On a cold January evening in 1975, I knelt in the darkened living room of the Rectory of Emmanuel Church in Stamford, Connecticut, and made a total surrender of my life to Jesus Christ. This surrender came in response to an overwhelming sense of God’s presence as I spoke out the desperation and despair that I felt. The details of what happened are not important here because I am writing on the feast day of John and Charles Wesley to share what I learned from John Wesley after my conversion.
The problem was that I was already an ordained priest. It was some time later that I would learn that I shared with Wesley a post theological education conversion to Christ. I say “conversion to Christ” because that is what it was for me. I had felt called to the ministry, and, before seminary at least, I had believed in the Trinity and the creeds of the Church. What happened to me that night was that I experienced a personal sense of forgiveness and total acceptance by a living and real Christ. Jesus Christ became alive for me in a new way.
The most immediate result of this was expressed by what I did that night. I took the sermon that I had written that week and burned it in the fireplace. I was determined to speak now of the love of Christ I knew personally, and not the ideas about God that I had learned in seminary. Let me be clear on this. I am not proud of the fact that I am a post theological education Christian. For example, people are surprised to know that one of my faculty advisers was Henri Nouwen. Yes, I was blessed by a number of outstanding teachers, not the least of which was Jaraslov Pelikan while at Yale. I do believe that some of them had a deep relationship with Christ. But none of these teachers ever spoke of a personal relationship with Christ as something to be desired, and most down played any sense of conversion. Conversion, if it existed at all, was a gradual process of growth. Consequently, I look back a bit jaded at my seminary experience.

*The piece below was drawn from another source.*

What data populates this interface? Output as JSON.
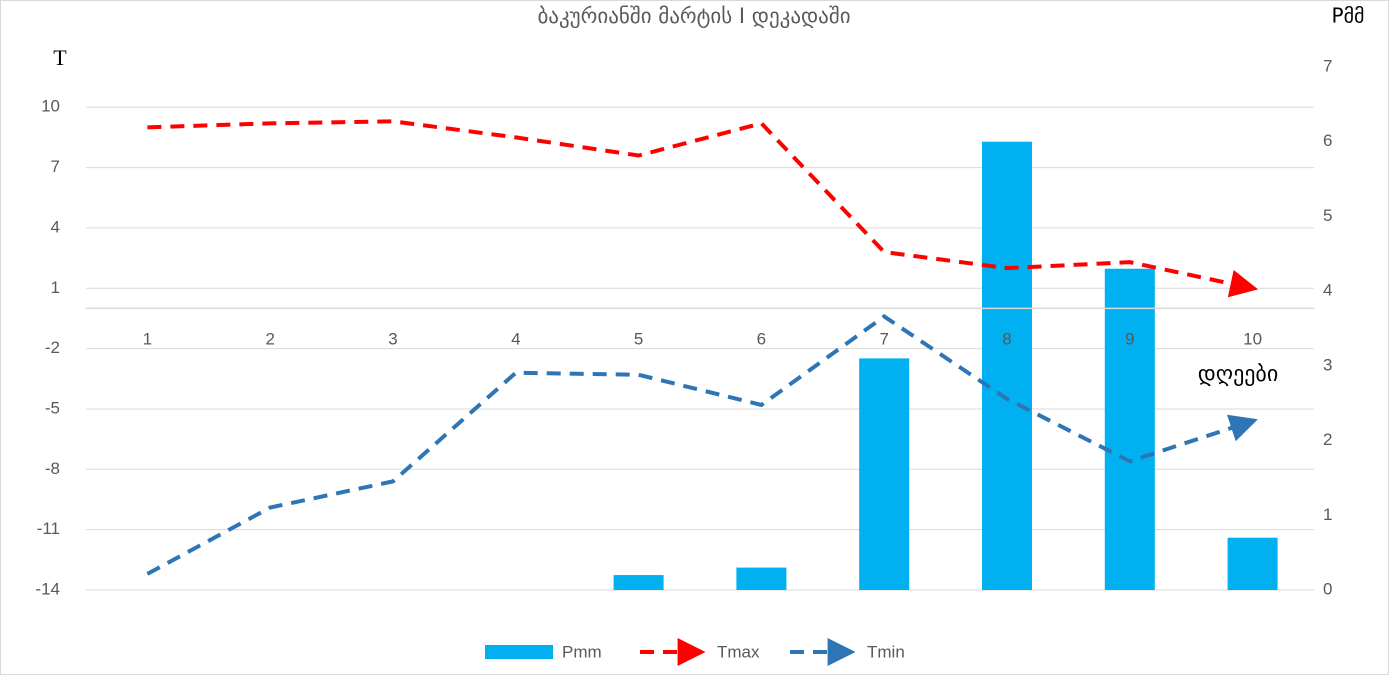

For several years, I struggled to integrate my experience with both my theological education and my experience with Episcopal Church practices. Then on my tenth anniversary of ordination, I took a month’s sabbatical. I spent the month at a seminary following guidance from the Dean. What the Dean asked me in our first session changed my theological identity. As I shared trying to put these pieces together, he asked me, “While you were in seminary, did you read the source material of Anglicanism?” What he meant was whether I had actually read Cranmer and the other English Bishops of the reformation. Of course, I hadn’t. I had read commentaries and histories about them, but not the actual works. For the next month, I felt that I had found my roots. I discovered my evangelical and conversionist legacy which is thoroughly Anglican. Then he introduced me to the “Three Ws of Anglicanism; Wesley, Whitfield and Wilberforce. Wesley spoke to me.
Wesley was a high church Anglican who’s “heart was strangely warmed” in the Aldersgate experience, and who had deep commitments to the marginalized and poor of his world. In reading Wesley, I found an Anglican who expressed both what I believed and what I had experienced. I am not a Wesleyan if you mean by this a Methodist. I consider most Methodists that I have known to be very nice and well-intentioned people none of whom have either the conviction or passion of Wesley. I remain a person who believes in both conversion and sanctification. Here are some of the other things that I learned from Wesley:
All the head knowledge in the world cannot substitute for “knowing Christ Jesus in the power of his resurrection.”
Religious experience apart from creedal belief usually ends in shipwreck somewhere.
True conversion leads to passionate love for the poor and to concrete steps to alleviate their poverty.
Social justice and evangelism are both mandates of scripture, to hold one without the other is to diminish Christ’s work.
Holiness of life is the goal of all disciples — we don’t want to be people who do good things — we want to become people who are Christ-like.
Simplicity of life is a Christian virtue
Christian leaders who hold power often work to suppress Christian experience even those who once claimed a conversion experience.
Being called a fanatic is often a compliment.
Nominal Christian life is the greatest enemy to true discipleship.
Innovation for the sake of mission and evangelism is Apostolic and needed in every age.
Extreme Calvinism quenches human freedom and is joyless.
People have free will and it is obvious that we have to cooperate with the Holy Spirit in ministry and growth.
In Christ, women are equal to men and can be effective agents of ministry.
Bishops are important, but prelacy is a sin against Christ and his Church.
And when it comes to preaching, “set yourself on fire in the pulpit and the whole world will come to see you burn.”